Ian Lockwood, a geography teacher in an international school here who spent most of his formative years in and around the Palani hills in Tamil Nadu, has found a similar object of passion in Sri Lanka — the Adam's Peak (Sri Pada).
He moved to Sri Lanka after the 2004 tsunami and started teaching at the Overseas School of Colombo. Since then, he has set apart time every year to climb the 2,243-metre Adam's Peak.
His photo exhibition at the Barefoot Gallery here, ‘ Paths to the Peak, Ecology, landscape and Culture on Sri Lanka's Sacred Mountain,' is the best of his collection over seven years. (Some of the pictures and an article on the significance of the mountain can be accessed in the June 3, 2011 edition of Frontline magazine.)
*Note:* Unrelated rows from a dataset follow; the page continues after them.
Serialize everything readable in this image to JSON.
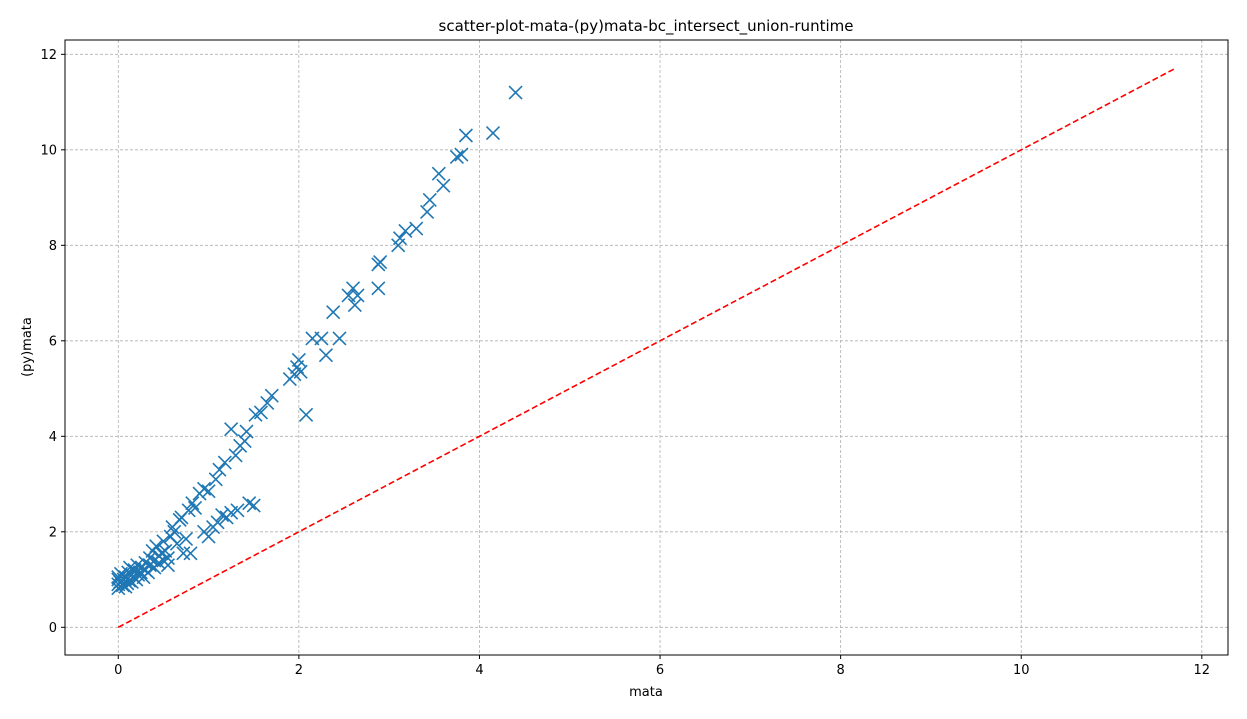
{
  "chart_data": {
    "type": "scatter",
    "title": "scatter-plot-mata-(py)mata-bc_intersect_union-runtime",
    "xlabel": "mata",
    "ylabel": "(py)mata",
    "xlim": [
      -0.59,
      12.29
    ],
    "ylim": [
      -0.58,
      12.3
    ],
    "xticks": [
      0,
      2,
      4,
      6,
      8,
      10,
      12
    ],
    "yticks": [
      0,
      2,
      4,
      6,
      8,
      10,
      12
    ],
    "grid": true,
    "marker": "x",
    "colors": {
      "points": "#1f77b4",
      "reference": "#ff0000",
      "grid": "#b0b0b0"
    },
    "reference_line": {
      "style": "dashed",
      "from": [
        0,
        0
      ],
      "to": [
        11.7,
        11.7
      ]
    },
    "series": [
      {
        "points": [
          [
            0.0,
            0.82
          ],
          [
            0.0,
            0.9
          ],
          [
            0.0,
            1.0
          ],
          [
            0.0,
            1.05
          ],
          [
            0.02,
            0.95
          ],
          [
            0.03,
            1.12
          ],
          [
            0.05,
            0.88
          ],
          [
            0.06,
            1.0
          ],
          [
            0.08,
            0.85
          ],
          [
            0.08,
            1.05
          ],
          [
            0.1,
            0.92
          ],
          [
            0.11,
            1.15
          ],
          [
            0.12,
            0.98
          ],
          [
            0.13,
            1.25
          ],
          [
            0.15,
            0.95
          ],
          [
            0.15,
            1.1
          ],
          [
            0.17,
            1.05
          ],
          [
            0.18,
            1.2
          ],
          [
            0.2,
            1.0
          ],
          [
            0.21,
            1.3
          ],
          [
            0.22,
            1.1
          ],
          [
            0.25,
            1.15
          ],
          [
            0.26,
            1.25
          ],
          [
            0.28,
            1.05
          ],
          [
            0.3,
            1.35
          ],
          [
            0.3,
            1.2
          ],
          [
            0.33,
            1.15
          ],
          [
            0.35,
            1.3
          ],
          [
            0.35,
            1.45
          ],
          [
            0.38,
            1.6
          ],
          [
            0.4,
            1.4
          ],
          [
            0.4,
            1.25
          ],
          [
            0.42,
            1.7
          ],
          [
            0.45,
            1.5
          ],
          [
            0.45,
            1.35
          ],
          [
            0.48,
            1.55
          ],
          [
            0.5,
            1.8
          ],
          [
            0.5,
            1.4
          ],
          [
            0.52,
            1.6
          ],
          [
            0.55,
            1.3
          ],
          [
            0.55,
            1.45
          ],
          [
            0.58,
            1.9
          ],
          [
            0.6,
            2.1
          ],
          [
            0.62,
            2.0
          ],
          [
            0.65,
            1.75
          ],
          [
            0.68,
            2.25
          ],
          [
            0.7,
            2.3
          ],
          [
            0.72,
            1.55
          ],
          [
            0.75,
            1.85
          ],
          [
            0.78,
            2.45
          ],
          [
            0.8,
            1.55
          ],
          [
            0.82,
            2.6
          ],
          [
            0.85,
            2.5
          ],
          [
            0.9,
            2.8
          ],
          [
            0.95,
            2.0
          ],
          [
            0.95,
            2.9
          ],
          [
            1.0,
            1.9
          ],
          [
            1.0,
            2.85
          ],
          [
            1.05,
            2.1
          ],
          [
            1.08,
            3.1
          ],
          [
            1.1,
            2.2
          ],
          [
            1.12,
            3.3
          ],
          [
            1.15,
            2.35
          ],
          [
            1.18,
            3.45
          ],
          [
            1.2,
            2.3
          ],
          [
            1.25,
            2.4
          ],
          [
            1.25,
            4.15
          ],
          [
            1.3,
            3.6
          ],
          [
            1.32,
            2.45
          ],
          [
            1.35,
            3.8
          ],
          [
            1.4,
            3.9
          ],
          [
            1.42,
            4.1
          ],
          [
            1.45,
            2.6
          ],
          [
            1.5,
            2.55
          ],
          [
            1.52,
            4.45
          ],
          [
            1.58,
            4.5
          ],
          [
            1.65,
            4.7
          ],
          [
            1.7,
            4.85
          ],
          [
            1.9,
            5.2
          ],
          [
            1.95,
            5.3
          ],
          [
            1.98,
            5.45
          ],
          [
            2.0,
            5.6
          ],
          [
            2.02,
            5.35
          ],
          [
            2.08,
            4.45
          ],
          [
            2.15,
            6.05
          ],
          [
            2.25,
            6.05
          ],
          [
            2.3,
            5.7
          ],
          [
            2.38,
            6.6
          ],
          [
            2.45,
            6.05
          ],
          [
            2.55,
            6.95
          ],
          [
            2.6,
            7.1
          ],
          [
            2.62,
            6.75
          ],
          [
            2.65,
            6.95
          ],
          [
            2.88,
            7.1
          ],
          [
            2.88,
            7.6
          ],
          [
            2.9,
            7.65
          ],
          [
            3.1,
            8.0
          ],
          [
            3.12,
            8.15
          ],
          [
            3.18,
            8.3
          ],
          [
            3.3,
            8.35
          ],
          [
            3.42,
            8.7
          ],
          [
            3.45,
            8.95
          ],
          [
            3.55,
            9.5
          ],
          [
            3.6,
            9.25
          ],
          [
            3.75,
            9.85
          ],
          [
            3.8,
            9.9
          ],
          [
            3.85,
            10.3
          ],
          [
            4.15,
            10.35
          ],
          [
            4.4,
            11.2
          ]
        ]
      }
    ]
  }
}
“The mountain had captivated my imagination long before I came to live in Sri Lanka,” Mr. Lockwood says. “I had read accounts of the significance and the different pilgrimages of Sri Pada. The Peak and the Central Highlands share a natural link with a range of mountains only a short flight way across the seas.”
The similarities in the flora and fauna of the south Western Ghats in India (the region from the Nilgiris to Kanyakumari) and the mountain ranges in Sri Lanka have to be seen to be believed.
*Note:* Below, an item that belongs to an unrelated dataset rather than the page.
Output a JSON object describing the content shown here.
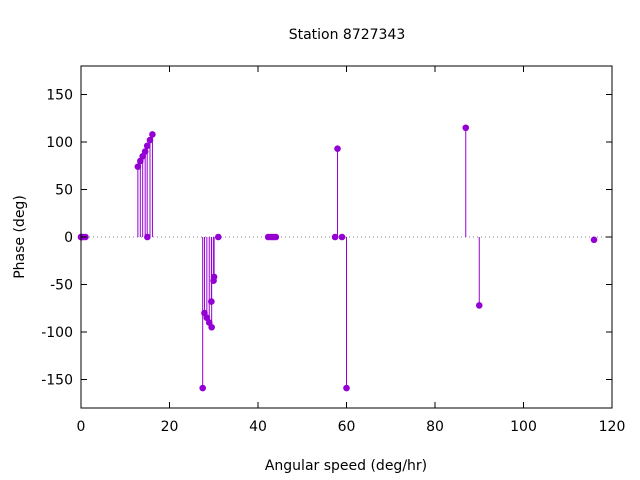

Says Mr. Lockwood: “I have been photographing the Palani hills from the time I was young. The first thing that stuck me was the striking similarities.”
Mr. Lockwood studied at an international school at Kodaikanal before moving to the United States to join an undergraduate course. He wants the world to benefit from his experience. So he makes it a point of taking interested groups of students once a year up Sri Pada. An avid conservationist and bird watcher, he wants to instil the spirit of conservation in the younger generation. His aim: raise the level of awareness of biodiversity issues across the region.